If you hadn't already guessed from the length of this post, this is one of my favorite topics.

Monday, July 14, 2008

Improving education is simple. Fire bad teachers. But it turns out that simple is not easy.

Sunday, July 13, 2008

William Deresiewicz can't talk to his plumber, and he blames Yale:

Because these schools tend to cultivate liberal attitudes, they leave their students in the paradoxical position of wanting to advocate on behalf of the working class while being unable to hold a simple conversation with anyone in it.

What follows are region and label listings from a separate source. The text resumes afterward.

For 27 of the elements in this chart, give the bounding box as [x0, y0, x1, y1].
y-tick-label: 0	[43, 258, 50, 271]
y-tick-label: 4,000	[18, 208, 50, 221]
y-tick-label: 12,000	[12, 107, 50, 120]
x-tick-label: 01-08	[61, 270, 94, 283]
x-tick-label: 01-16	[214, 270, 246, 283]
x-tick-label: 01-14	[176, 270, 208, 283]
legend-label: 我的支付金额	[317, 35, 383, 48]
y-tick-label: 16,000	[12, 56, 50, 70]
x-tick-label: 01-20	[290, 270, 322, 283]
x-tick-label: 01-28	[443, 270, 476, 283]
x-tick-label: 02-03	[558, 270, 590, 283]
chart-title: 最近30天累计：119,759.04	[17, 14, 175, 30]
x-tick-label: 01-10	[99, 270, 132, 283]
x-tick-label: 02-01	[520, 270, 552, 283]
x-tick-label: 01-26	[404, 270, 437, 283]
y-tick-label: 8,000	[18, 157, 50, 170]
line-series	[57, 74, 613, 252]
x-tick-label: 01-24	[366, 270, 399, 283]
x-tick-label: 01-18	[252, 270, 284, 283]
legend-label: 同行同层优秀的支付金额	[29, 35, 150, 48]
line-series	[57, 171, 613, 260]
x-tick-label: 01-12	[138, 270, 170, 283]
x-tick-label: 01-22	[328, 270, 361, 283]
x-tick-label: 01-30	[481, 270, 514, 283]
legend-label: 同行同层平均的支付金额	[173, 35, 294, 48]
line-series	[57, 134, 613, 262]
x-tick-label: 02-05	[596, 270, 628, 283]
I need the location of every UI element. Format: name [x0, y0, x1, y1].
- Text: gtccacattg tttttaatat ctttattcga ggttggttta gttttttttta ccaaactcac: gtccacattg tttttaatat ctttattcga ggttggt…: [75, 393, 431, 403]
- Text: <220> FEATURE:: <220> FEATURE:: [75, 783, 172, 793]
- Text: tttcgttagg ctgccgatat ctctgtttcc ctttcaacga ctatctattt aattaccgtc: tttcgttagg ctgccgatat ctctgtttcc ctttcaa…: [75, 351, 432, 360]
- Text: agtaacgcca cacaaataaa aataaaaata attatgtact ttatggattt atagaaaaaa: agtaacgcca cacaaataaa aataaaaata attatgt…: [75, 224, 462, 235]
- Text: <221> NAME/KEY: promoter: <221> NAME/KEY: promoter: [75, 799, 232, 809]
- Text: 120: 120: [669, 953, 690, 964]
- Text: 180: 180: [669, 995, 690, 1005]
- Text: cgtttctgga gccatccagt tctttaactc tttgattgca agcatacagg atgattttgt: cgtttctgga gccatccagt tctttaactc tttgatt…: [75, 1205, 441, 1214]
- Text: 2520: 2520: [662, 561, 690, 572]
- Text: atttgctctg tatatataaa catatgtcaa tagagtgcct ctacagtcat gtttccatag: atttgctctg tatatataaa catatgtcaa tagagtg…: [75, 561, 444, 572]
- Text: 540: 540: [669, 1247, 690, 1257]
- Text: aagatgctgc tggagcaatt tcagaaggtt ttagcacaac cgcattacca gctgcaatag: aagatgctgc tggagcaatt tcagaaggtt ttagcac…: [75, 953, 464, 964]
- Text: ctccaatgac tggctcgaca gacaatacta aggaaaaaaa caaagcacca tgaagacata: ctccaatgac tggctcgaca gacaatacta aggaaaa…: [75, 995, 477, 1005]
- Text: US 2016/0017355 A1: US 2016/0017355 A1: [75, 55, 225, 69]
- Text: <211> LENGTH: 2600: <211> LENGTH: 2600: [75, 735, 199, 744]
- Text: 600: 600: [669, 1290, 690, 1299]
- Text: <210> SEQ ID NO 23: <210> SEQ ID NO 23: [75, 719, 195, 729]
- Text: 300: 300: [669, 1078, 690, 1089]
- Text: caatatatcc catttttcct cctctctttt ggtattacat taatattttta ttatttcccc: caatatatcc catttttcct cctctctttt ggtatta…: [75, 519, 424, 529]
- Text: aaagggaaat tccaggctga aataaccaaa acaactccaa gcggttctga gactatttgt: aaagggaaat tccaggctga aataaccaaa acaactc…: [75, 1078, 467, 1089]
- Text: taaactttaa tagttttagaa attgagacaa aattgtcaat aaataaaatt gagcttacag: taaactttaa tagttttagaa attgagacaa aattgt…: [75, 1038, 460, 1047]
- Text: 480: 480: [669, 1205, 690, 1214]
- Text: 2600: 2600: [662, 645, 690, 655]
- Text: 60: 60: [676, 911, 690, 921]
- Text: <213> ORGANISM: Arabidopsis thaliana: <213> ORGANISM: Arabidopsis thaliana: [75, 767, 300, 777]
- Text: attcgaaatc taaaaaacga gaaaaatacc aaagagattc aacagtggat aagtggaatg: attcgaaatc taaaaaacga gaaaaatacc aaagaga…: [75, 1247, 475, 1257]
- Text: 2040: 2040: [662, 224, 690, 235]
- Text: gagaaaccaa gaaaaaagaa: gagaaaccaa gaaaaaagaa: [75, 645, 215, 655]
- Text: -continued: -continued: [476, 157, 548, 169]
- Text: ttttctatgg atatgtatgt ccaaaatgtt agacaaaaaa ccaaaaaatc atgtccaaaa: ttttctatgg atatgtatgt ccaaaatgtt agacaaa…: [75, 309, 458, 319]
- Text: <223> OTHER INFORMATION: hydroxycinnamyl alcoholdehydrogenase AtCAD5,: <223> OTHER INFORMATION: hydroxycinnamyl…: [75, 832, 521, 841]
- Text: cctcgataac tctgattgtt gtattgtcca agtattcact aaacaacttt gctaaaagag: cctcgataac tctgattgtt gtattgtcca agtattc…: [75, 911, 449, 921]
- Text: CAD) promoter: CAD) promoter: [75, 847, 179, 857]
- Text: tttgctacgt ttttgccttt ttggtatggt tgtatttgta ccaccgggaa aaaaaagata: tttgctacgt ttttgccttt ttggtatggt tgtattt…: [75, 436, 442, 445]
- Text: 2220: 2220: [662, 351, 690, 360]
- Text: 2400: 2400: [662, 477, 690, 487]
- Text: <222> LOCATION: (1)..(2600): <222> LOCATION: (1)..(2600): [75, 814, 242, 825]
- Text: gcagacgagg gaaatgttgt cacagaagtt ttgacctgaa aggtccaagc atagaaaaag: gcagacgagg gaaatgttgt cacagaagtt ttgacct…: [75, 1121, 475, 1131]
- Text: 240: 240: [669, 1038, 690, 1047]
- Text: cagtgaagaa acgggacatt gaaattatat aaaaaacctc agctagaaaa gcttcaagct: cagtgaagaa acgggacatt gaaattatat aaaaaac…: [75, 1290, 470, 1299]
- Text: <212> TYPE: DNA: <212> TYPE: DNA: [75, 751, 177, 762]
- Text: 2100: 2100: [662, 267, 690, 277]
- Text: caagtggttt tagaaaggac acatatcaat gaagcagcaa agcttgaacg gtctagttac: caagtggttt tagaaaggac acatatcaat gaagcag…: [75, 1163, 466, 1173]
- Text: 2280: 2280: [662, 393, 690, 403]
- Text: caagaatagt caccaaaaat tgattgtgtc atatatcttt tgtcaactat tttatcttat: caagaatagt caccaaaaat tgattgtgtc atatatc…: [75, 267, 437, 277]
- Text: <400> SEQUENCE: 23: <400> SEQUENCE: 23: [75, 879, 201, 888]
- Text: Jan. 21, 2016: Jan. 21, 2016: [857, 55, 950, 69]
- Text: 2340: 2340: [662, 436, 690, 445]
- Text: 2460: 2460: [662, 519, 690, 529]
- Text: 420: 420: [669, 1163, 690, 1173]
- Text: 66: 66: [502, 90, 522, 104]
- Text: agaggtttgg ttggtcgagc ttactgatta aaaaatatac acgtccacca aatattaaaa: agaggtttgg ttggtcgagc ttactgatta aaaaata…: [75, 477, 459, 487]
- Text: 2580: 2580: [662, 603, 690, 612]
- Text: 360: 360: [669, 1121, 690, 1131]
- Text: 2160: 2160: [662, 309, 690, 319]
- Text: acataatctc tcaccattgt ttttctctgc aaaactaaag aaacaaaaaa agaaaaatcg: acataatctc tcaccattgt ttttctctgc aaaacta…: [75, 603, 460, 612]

The article is a thoughtful but not very focused description of what's wrong with elite education.

Wednesday, July 9, 2008

The problem in China is that there are a lot more boys than girls. The solution:

Our national ability to pick up chicks will reach heights unparalleled in human history.

Tuesday, July 8, 2008

Self service:

Critics scornfully call such trips "religious tourism" undertaken by "vacationaries." Some blunders include a wall built on the children's soccer field at an orphanage in Brazil that had to be torn down after the visitors left. In Mexico, a church was painted six times during one summer by six different groups. In Ecuador, a church was built but never used because the community said it was not needed.

Silly Christians. They try to feed the hungry and help the poor and end up making mistakes. Better to sit at home on the couch and drink fair trade coffee.

Wednesday, July 2, 2008

Language Log likes to highlight strange translations. The latest one is classic - almost as good as my all-time favorite.